Needless to say, this method is the most beneficial when there is an ongoing confusion regarding an age-old practice or belief. It certainly laid down the basis of inquiry-based learning system.
Elenchos is said to be the prime technique of the Socratic method. This was executed as follows:
- An interlocutor makes a statement.
- Socrates may consider it as wrong and aim to cancel it.
- Socrates makes other statements.
- The interlocutor accedes that these statements are contradictory to his statement.
- Socrates asserts that the interlocutor's statement is false and its opposite is true.
- One assessment can cause a more refined assessment of the concept under debate.
- A series of elenchai may take place and culminate in a state of puzzlement.
The Socratic method is to search for the assumptions that shape one's sentiment. These assumptions are pondered over and their consistency with other beliefs is checked. A series of logical questions are asked with the objective of assisting a person to discover the individual opinions regarding some topic.
Socrates asserted that an individual must know himself in order to be wise. A life that has not been examined is not worth living. And to examine life, questioning was more than necessary.
His philosophy can be learned through the writings of Plato. Socrates spoke that he was like a midwife. Socrates' mother was a midwife, and so, to bring out a new aspect of life from the old, came naturally to him.
Another important philosophy of Socrates is that, no man commits the wrong intentionally. It is usually his inability to recognize the right thing to do.
On similar lines, Socrates believed that no one does any bad thing on purpose. It is either his inability to differentiate between the right and the wrong. Their conception of good is flawed.
However, he attended the souls of men when they were in trouble. His art won when he could profoundly assess whether the thoughts that arose in the minds of the youth were false icons or true and noble.
He had the opinion that just like midwives he was also barren. He was blamed that he asked questions for which he himself had no answer. He replied that he was not astute or had nothing to demonstrate that was the invention of his soul.
However, those who would converse with him would necessarily gain something. Socrates also said that the youth belonging to the richer class accosted him of their own sweet will. They tried to ape him by examining others. There were many such rich youth who assumed that they knew some facts, but in fact knew very less or nothing.

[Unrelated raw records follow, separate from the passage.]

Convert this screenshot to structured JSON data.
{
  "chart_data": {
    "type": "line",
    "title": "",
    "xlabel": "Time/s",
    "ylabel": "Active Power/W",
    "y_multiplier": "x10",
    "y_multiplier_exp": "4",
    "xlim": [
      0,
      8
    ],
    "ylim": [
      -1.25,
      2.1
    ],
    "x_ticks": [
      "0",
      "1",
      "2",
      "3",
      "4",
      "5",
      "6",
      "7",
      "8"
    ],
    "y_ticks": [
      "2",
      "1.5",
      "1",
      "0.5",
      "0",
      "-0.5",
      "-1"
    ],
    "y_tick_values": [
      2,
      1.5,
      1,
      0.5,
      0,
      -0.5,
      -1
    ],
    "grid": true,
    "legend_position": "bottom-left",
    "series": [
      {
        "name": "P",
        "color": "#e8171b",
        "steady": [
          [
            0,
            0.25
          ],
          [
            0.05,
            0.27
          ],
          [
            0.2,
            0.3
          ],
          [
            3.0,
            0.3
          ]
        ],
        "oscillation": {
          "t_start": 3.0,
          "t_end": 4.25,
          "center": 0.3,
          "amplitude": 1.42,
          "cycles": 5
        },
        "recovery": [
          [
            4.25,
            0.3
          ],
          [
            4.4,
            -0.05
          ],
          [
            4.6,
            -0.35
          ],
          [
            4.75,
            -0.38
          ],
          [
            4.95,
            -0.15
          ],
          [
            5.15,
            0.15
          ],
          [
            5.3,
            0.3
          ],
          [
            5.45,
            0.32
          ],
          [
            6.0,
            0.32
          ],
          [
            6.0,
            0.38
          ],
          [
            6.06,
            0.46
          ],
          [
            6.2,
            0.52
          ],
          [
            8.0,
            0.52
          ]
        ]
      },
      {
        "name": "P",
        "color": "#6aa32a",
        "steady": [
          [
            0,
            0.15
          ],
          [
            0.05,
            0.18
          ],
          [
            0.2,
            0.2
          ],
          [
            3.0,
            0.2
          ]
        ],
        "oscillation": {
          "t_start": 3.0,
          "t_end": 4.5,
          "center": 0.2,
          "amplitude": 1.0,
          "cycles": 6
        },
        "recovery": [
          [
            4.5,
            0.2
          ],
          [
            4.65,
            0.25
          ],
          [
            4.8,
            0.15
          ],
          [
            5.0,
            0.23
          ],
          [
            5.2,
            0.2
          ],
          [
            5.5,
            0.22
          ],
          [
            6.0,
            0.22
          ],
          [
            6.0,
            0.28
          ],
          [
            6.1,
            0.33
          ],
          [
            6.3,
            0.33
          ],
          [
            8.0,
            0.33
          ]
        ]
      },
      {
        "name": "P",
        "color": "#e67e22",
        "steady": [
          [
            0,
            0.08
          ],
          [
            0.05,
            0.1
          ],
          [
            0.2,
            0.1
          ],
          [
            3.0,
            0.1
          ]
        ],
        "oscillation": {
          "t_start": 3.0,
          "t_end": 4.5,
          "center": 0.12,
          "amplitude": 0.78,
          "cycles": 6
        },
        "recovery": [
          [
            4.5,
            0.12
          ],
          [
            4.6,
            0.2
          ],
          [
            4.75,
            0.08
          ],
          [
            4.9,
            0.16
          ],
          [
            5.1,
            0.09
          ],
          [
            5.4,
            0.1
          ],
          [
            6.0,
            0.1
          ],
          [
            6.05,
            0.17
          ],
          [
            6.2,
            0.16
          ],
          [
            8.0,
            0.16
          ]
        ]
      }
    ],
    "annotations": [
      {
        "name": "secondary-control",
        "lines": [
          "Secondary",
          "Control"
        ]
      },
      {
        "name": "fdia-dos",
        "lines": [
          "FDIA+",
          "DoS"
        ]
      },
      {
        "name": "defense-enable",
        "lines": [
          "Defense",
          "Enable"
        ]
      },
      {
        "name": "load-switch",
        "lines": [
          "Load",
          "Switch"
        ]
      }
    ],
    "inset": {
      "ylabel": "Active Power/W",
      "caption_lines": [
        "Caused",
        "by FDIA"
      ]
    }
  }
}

It so happened that the people examined by such rich youth rather than being angry with themselves showered their wrath on Socrates. So, he was titled as the "villainous misleader of the youth." These people could not tell precisely how he was wrong. Only as they were large in number, they could affect loud slander.
At the end of the day, the dilemma that still persists is the variations in the projection and understanding of this ancient Greek philosopher who was succeeded by an array of intellectuals, for whom he had himself paved a noble path.
The dilemma is, the various interpretations of Socrates, based on history and our own unique way of contemplation and understanding. This dilemma is known as the Socratic Problem.